Fish, snails, sea stars, corals, and other cold-blooded marine species at the extremes of latitude are adapted to the narrow temperature ranges. That makes them especially vulnerable to global warming. Temperate-zone species, on the other hand, are adapted to wide fluctuations. So cold-blooded species and their communities are responding more rapidly to climate change near the equator and the poles. I use paleontology and ecology to reconstruct how those communities responded to climate change in deep time and project their futures in a warming world.
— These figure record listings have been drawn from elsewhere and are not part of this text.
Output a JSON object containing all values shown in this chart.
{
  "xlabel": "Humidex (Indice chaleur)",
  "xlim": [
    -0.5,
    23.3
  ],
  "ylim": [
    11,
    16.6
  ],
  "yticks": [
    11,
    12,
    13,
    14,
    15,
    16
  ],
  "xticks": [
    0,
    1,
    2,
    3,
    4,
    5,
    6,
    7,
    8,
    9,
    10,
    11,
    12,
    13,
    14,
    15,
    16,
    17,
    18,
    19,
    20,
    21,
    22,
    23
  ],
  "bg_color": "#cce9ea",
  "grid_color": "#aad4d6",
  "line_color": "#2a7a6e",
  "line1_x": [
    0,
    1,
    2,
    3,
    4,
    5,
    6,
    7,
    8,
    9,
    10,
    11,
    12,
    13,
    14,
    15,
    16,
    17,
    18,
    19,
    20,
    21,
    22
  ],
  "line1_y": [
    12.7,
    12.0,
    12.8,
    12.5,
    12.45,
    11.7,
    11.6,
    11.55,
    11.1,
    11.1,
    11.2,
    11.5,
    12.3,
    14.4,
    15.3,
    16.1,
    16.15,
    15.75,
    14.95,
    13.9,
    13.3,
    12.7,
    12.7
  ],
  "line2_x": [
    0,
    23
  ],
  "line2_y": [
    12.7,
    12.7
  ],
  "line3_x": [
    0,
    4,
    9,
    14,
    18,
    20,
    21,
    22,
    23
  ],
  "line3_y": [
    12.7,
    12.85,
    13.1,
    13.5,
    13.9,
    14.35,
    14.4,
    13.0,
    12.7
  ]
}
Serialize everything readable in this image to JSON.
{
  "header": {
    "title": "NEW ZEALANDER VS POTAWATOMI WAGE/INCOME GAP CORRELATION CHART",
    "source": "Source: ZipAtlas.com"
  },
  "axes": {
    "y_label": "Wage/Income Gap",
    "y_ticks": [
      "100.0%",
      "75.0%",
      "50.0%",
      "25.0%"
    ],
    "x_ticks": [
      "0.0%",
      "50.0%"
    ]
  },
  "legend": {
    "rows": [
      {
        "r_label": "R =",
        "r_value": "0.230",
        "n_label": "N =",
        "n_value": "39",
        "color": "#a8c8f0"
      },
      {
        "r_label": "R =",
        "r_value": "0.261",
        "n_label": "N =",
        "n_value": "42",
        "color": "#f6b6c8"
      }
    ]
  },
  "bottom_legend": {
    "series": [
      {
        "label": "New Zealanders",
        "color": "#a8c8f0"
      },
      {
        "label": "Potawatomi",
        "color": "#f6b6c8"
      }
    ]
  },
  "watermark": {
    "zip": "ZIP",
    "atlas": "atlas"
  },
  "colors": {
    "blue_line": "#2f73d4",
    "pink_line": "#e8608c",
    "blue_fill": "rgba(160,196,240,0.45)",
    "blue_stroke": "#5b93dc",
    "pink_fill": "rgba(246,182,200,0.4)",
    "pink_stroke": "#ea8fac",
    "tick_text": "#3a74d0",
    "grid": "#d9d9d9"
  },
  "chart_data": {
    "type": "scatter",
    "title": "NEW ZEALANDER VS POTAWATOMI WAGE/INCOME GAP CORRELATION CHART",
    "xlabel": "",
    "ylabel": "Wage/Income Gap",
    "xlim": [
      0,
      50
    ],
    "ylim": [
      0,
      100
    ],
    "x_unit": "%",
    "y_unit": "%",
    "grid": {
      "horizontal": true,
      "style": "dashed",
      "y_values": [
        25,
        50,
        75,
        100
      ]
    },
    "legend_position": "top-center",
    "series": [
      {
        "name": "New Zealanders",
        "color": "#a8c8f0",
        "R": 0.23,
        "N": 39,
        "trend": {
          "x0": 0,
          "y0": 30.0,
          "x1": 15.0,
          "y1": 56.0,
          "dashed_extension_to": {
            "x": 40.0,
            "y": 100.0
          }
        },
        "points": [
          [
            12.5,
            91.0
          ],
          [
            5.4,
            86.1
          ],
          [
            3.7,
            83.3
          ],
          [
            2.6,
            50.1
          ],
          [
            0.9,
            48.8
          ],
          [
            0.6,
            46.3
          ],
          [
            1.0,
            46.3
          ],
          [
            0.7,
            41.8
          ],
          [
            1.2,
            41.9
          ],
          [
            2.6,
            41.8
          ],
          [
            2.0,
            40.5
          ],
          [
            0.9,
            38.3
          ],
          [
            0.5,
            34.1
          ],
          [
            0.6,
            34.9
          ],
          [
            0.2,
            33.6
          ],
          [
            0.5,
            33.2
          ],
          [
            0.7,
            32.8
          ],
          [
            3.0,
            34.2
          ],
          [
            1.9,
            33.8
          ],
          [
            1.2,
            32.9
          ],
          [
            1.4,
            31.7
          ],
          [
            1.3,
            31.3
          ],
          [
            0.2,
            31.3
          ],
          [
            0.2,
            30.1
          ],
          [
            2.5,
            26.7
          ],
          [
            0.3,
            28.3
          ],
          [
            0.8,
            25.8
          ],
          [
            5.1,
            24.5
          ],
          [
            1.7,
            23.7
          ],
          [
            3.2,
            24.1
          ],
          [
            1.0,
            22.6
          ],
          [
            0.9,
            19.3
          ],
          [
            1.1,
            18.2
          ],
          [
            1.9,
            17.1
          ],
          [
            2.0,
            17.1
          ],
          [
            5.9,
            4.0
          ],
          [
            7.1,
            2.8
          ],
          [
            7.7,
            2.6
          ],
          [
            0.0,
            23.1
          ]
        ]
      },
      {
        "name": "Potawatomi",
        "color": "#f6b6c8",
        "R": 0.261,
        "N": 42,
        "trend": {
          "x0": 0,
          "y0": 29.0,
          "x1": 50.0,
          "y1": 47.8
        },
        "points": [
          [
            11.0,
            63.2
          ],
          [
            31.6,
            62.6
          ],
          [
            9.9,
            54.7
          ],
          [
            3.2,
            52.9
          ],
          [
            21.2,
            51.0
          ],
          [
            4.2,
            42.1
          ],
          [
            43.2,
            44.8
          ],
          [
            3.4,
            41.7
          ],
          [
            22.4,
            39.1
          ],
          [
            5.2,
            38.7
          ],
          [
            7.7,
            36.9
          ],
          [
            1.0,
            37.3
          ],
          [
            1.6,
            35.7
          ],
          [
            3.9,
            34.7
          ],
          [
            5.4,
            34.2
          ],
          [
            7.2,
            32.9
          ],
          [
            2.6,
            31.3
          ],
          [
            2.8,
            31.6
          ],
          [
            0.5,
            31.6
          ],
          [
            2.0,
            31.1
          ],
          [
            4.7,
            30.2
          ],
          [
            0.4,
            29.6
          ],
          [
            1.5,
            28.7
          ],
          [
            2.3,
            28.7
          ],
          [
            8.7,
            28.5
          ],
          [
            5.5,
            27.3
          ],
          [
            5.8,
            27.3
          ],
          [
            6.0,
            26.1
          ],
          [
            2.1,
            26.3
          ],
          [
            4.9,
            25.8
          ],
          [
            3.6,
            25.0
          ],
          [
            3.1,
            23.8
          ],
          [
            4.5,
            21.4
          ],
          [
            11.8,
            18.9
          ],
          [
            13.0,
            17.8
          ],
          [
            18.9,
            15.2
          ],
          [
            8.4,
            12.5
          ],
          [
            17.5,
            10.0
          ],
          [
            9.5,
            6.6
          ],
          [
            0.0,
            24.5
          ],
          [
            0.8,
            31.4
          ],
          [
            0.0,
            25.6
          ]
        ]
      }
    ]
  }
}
Ocean cooling in Antarctica over tens of millions of years froze out predatory fish and crabs and gave us the unique communities we see today. Rapid warming is letting predators back in and reversing the long-term trends forced by cooling.

Recently, my colleagues and I have been looking at whether climate change in Florida and the Caribbean is driving reef-corals out of the tropics to the slightly cooler waters of subtropical latitudes.

The jet stream is dipping southward more frequently these days, bringing weather that is too cold for the corals, and that will get worse. So corals along Florida’s east coast will be hammered by freezes from the north on the anvil of rising temperatures south, in the tropics.

The main species of reef-building corals in Florida and the Caribbean are already declining drastically.

So it’s possible that only a few species of corals will be around in any decent numbers. What will reefs look like? What ecosystem services, like food and shoreline protection, will they continue to provide?

That’s what we’re working to understand.